Carta a un amigo que vive en Lisboa
Querido amigo:
No sé por qué, pero no he dejado de pensar en ti y en Lisboa, donde vives desde hace tantos años. Nunca he ido a Lisboa y tal vez nunca iré. Hoy me parece más lejana que nunca. Tengo saudade de Lisboa, saudade de una ciudad que no conozco. ¿Por qué? ¿Y por qué ahora tan fuertemente? Tal vez estas cuarentenas extensas, estos encierros hacen que nuestro inconsciente se rebele y quiera viajar, nuestro inconsciente y nuestra alma nómade que no se resigna a quedarse en casa. ¿Pero cuál es de verdad nuestra casa? Anoche soñé con Lisboa. En realidad, andaba en unas calles que eran de Valparaíso, pero todos hablaban portugués. Y en un momento del sueño, entraba en un bar y ahí estaba Raúl Ruiz sentado a una mesa, hablando portugués con unos contertulios. Al despertar me tiré de cabeza a buscar música, libros, todo lo que hablara o cantara de Lisboa. Y aquí estoy escribiéndote esta carta, escuchando a una cantante de fados y hojeando la poesía de Pessoa: “Despertar de la ciudad de Lisboa, más tarde que otras / despertar del Rocío, a las puertas de cafés / despertar. Y, en medio de todo, la estación que nunca duerme, / cual corazón que tiene que latir a través de la vigilia y el sueño”.
Pocas veces una ciudad y un poeta se identifican tanto uno con la otra. Quizás solo Kavafis compite en eso con Pessoa. Pero yo no quiero ir a Alejandría, mi corazón ansía partir a Lisboa, pasar la cuarentena allá, no importa lo larga que sea. Dicen que Lisboa es la ciudad que tiene más librerías del mundo, ¿es verdad? Eso me lo contó una amiga. Y si no las tiene, ¿qué importa? En Lisboa no me encerraría a leer, sino a caminar por las ruas, tomar oporto, mirar desde lejos el mar y preguntarme con Pessoa: “Pero ¿soy yo el mismo que aquí viví? y que aquí volví / y que aquí volví a volver y volver / y que aquí de nuevo vuelvo a volver?”. A Lisboa se vuelve, se vuelve, se vuelve, no se deja de volver nunca, incluso si no has estado nunca ahí.
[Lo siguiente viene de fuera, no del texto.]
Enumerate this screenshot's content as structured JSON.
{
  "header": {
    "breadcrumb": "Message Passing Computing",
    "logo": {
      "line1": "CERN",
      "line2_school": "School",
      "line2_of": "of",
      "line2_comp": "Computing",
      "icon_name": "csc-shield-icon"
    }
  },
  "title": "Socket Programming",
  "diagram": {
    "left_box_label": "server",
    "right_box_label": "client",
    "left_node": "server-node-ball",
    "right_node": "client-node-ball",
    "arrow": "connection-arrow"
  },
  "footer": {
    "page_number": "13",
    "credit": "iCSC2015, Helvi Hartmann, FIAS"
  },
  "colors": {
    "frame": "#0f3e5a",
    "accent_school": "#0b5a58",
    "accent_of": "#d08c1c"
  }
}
Las ciudades más reales son las que soñaste, adonde nunca fuiste, pero vuelves siempre en sueños. El Chico Molina aquí, en el Santiago aldeano de los 50, hablaba de París, como si hubiera pasado ahí su infancia y juventud, describía sus calles, contaba historias de ella, pero nunca había puesto allí sus pies. Y cuando, ya mayor, se fue a París, nadie lo creía. ¿Qué le pasará al Chico Molina cuando conozca el París real y descubra que no concuerda con el de sus sueños?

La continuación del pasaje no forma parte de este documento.